Reconnaisance
Cards (14)
- Search for Victim's Publicly Available Research Materials
- Adversaries may search publicly available research to learn how and where machine learning is used within a victim organization. The adversary can use this information to identify targets for attack, or to tailor an existing attack to make it more effective.
- Research materials may exist as academic papers published in Journals and Conference Proceedings, or stored in Pre-Print Repositories, as well as Technical Blogs.
- Search for Victim's Publicly Available Research Materials:
- Organizations often use open source model architectures trained on additional proprietary data in production. Knowledge of this underlying architecture allows the adversary to craft more realistic proxy models (Create Proxy ML Model). An adversary can search these resources for publications for authors employed at the victim organization.
- Search for Victim's Publicly Available Research Materials: Journals and Conference Proceedings
- Many of the publications accepted at premier machine learning conferences and journals come from commercial labs. Some journals and conferences are open access, others may require paying for access or a membership. These publications will often describe in detail all aspects of a particular approach for reproducibility. This information can be used by adversaries to implement the paper.

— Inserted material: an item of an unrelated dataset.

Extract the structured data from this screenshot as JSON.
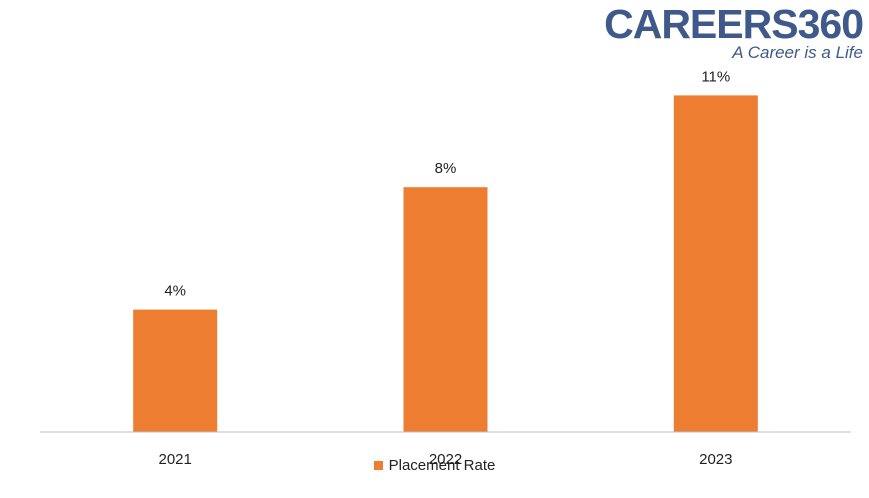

- Search for Victim's Publicly Available Research Materials: Pre-Print Repositories
- Pre-Print repositories, such as arXiv, contain the latest academic research papers that haven't been peer reviewed. They may contain research notes, or technical reports that aren't typically published in journals or conference proceedings. Pre-print repositories also serve as a central location to share papers that have been accepted to journals. Searching pre-print repositories provide adversaries with a relatively up-to-date view of what researchers in the victim organization are working on.
- Search for Victim's Publicly Available Research Materials: Technical Blogs
- Research labs at academic institutions and Company R&D divisions often have blogs that highlight their use of machine learning and its application to the organizations unique problems. Individual researchers also frequently document their work in blogposts. An adversary may search for posts made by the target victim organization or its employees.
- Search for Victim's Publicly Available Research Materials: Technical Blogs
- In comparison to Journals and Conference Proceedings and Pre-Print Repositories this material will often contain more practical aspects of the machine learning system. This could include underlying technologies and frameworks used, and possibly some information about the API access and use case. This will help the adversary better understand how that organization is using machine learning internally and the details of their approach that could aid in tailoring an attack.
- Search for Publicly Available Adversarial Vulnerability Analysis
- Much like the Search for Victim's Publicly Available Research Materials, there is often ample research available on the vulnerabilities of common models. Once a target has been identified, an adversary will likely try to identify any pre-existing work that has been done for this class of models.
- Search for Publicly Available Adversarial Vulnerability Analysis
- This will include not only reading academic papers that may identify the particulars of a successful attack, but also identifying pre-existing implementations of those attacks. The adversary may Adversarial ML Attack Implementations or Adversarial ML Attacks their own if necessary.
- Search Victim-Owned Websites
- Adversaries may search websites owned by the victim for information that can be used during targeting. Victim-owned websites may contain technical details about their ML-enabled products or services. Victim-owned websites may contain a variety of details, including names of departments/divisions, physical locations, and data about key employees such as names, roles, and contact info. These sites may also have details highlighting business operations and relationships.
- Search Victim-Owned Websites
- Adversaries may search victim-owned websites to gather actionable information. This information may help adversaries tailor their attacks (e.g. Adversarial ML Attacks or Manual Modification). Information from these sources may reveal opportunities for other forms of reconnaissance (e.g. Search for Victim's Publicly Available Research Materials or Search for Publicly Available Adversarial Vulnerability Analysis)
- Search Application Repositories
- Adversaries may search open application repositories during targeting. Examples of these include Google Play, the iOS App store, the macOS App Store, and the Microsoft Store.
- Adversaries may craft search queries seeking applications that contain a ML-enabled components. Frequently, the next step is to Acquire Public ML Artifacts.
- Active Scanning
- An adversary may probe or scan the victim system to gather information for targeting. This is distinct from other reconnaissance techniques that do not involve direct interaction with the victim system.
- Reconnaissance
- The adversary is trying to gather information about the machine learning system they can use to plan future operations.
- Reconnaissance consists of techniques that involve adversaries actively or passively gathering information that can be used to support targeting. Such information may include details of the victim organizations machine learning capabilities and research efforts.
- Reconnaissance
- This information can be leveraged by the adversary to aid in other phases of the adversary lifecycle, such as using gathered information to obtain relevant ML artifacts, targeting ML capabilities used by the victim, tailoring attacks to the particular models used by the victim, or to drive and lead further Reconnaissance efforts.